Os senadores de Roma, alarmados pelos sucessos de César na Gália, inclinam-se para Pompeu como sua melhor proteção. Em uma tentativa de cortar as asas de César, o Senado instrui-o, em dezembro do ano 50 A.C., a desistir de seu comando da Gália e voltar a Roma como um cidadão privado.

Quando César recebe a mensagem do Senado, ele está na parte sul de seu território, na Gália Cisalpina. A fronteira entre esta província e o centro da Itália é um pequeno rio, o Rubicon, que flui para leste para o Adriático ao norte da moderna Rimini.

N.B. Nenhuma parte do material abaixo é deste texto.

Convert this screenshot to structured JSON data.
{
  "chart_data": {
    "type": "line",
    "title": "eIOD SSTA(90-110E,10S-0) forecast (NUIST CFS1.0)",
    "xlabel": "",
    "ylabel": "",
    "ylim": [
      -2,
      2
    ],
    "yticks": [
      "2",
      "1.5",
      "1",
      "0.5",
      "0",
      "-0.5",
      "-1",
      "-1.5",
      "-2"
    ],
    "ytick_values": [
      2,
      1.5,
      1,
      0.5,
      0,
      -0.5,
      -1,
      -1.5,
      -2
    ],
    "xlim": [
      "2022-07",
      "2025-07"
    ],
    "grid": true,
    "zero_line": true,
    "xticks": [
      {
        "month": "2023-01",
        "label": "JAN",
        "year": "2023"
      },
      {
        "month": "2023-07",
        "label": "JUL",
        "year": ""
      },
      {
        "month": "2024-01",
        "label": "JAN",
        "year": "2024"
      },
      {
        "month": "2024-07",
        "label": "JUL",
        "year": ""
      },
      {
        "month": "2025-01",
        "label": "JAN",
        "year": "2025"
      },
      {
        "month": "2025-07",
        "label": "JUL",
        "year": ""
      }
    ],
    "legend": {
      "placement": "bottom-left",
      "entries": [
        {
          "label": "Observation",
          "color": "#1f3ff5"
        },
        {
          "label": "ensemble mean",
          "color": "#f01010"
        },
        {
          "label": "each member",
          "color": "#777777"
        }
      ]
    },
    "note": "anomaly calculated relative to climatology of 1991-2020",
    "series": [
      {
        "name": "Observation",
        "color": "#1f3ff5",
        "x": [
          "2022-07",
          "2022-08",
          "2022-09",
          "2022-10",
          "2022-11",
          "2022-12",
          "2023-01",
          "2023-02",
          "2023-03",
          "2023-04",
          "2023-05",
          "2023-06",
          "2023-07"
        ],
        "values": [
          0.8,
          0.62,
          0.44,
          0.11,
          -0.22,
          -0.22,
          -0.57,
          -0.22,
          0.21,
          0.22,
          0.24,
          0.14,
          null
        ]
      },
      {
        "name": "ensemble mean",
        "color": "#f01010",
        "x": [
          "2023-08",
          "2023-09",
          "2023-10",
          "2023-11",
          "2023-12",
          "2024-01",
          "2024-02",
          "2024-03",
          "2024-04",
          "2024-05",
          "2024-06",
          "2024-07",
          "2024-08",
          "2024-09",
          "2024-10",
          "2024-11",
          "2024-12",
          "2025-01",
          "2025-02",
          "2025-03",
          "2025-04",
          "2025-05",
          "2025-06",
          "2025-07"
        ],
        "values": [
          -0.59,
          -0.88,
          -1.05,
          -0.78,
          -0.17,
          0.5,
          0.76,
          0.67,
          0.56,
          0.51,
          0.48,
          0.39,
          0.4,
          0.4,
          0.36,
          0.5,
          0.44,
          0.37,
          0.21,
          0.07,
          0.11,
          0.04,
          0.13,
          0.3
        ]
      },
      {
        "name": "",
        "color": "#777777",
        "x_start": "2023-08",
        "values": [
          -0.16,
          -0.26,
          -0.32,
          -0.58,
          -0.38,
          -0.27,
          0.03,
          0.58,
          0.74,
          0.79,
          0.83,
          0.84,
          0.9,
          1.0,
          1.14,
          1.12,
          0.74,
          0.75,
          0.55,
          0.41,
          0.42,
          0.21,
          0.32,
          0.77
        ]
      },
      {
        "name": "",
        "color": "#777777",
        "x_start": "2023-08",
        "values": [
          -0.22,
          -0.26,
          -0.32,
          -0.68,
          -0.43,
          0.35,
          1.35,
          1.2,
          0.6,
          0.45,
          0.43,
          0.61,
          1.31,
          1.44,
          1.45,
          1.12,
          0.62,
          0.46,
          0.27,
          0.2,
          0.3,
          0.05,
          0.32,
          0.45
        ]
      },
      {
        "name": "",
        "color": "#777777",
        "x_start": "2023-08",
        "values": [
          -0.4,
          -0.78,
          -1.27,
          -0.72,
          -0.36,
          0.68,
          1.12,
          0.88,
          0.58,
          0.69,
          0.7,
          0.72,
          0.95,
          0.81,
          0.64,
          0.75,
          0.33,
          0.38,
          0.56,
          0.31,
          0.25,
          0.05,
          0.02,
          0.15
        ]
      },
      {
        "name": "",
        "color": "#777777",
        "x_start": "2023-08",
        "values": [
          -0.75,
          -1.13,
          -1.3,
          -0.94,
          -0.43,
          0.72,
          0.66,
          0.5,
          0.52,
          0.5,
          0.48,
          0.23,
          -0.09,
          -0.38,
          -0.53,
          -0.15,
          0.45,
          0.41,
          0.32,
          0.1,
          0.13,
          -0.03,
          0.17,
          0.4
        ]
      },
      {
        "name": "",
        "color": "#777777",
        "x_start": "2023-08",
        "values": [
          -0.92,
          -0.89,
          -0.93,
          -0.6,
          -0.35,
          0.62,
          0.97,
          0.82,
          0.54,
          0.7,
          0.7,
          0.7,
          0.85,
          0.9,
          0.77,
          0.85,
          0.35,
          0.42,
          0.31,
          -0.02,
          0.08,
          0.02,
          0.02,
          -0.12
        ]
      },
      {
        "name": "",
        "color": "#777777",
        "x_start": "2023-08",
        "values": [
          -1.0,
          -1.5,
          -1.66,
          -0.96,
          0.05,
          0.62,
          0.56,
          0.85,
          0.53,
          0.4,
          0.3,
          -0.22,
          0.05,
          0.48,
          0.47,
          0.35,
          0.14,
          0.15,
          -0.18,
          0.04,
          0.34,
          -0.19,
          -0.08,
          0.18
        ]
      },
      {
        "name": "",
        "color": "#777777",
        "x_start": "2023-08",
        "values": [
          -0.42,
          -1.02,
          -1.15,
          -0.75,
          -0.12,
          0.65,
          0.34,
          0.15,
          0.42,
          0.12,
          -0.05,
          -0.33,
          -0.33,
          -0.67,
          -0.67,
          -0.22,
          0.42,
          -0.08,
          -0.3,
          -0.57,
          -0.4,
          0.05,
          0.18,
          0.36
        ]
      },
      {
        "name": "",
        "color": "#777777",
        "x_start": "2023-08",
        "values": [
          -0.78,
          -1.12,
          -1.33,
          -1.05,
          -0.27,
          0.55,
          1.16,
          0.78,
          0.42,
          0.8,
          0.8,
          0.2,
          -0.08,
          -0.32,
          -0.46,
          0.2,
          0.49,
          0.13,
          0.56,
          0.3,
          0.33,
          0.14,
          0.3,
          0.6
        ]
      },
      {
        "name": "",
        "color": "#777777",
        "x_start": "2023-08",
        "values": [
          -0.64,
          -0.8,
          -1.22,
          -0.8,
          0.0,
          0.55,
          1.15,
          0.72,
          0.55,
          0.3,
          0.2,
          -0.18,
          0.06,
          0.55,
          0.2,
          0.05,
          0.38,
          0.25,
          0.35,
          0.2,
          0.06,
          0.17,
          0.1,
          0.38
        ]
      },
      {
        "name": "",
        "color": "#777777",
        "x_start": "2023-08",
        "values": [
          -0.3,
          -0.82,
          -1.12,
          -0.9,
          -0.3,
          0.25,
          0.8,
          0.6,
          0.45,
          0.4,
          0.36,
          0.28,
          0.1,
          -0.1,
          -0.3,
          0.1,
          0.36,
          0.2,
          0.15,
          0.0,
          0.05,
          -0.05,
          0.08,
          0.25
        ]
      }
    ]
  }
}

A resposta de César é imediata. Ele marchou seu exército para o sul em direção a Roma, atravessando o rio em 10 de janeiro de 49.

Para além do seu desrespeito pelas instruções do Senado, é contra a lei qualquer comandante trazer um exército romano para fora da província a que ele e ele estão atribuídos. Ao atravessar o Rubicão, César, consciente e irrevogavelmente, lança uma guerra civil.

Pompeu escapa ao perigo imediato embarcando um grande exército em uma frota de navios e recuando através do Adriático para a Grécia. César o persegue até lá e eventualmente o derrota em Farsalus, no verão de 48 A.C.

Pompeu foge novamente, desta vez para o Egipto. Mas sua presença é considerada por uma facção na corte ptolemaica como uma provável fonte de problemas. Ele é esfaqueado até a morte quando ele vai para terra.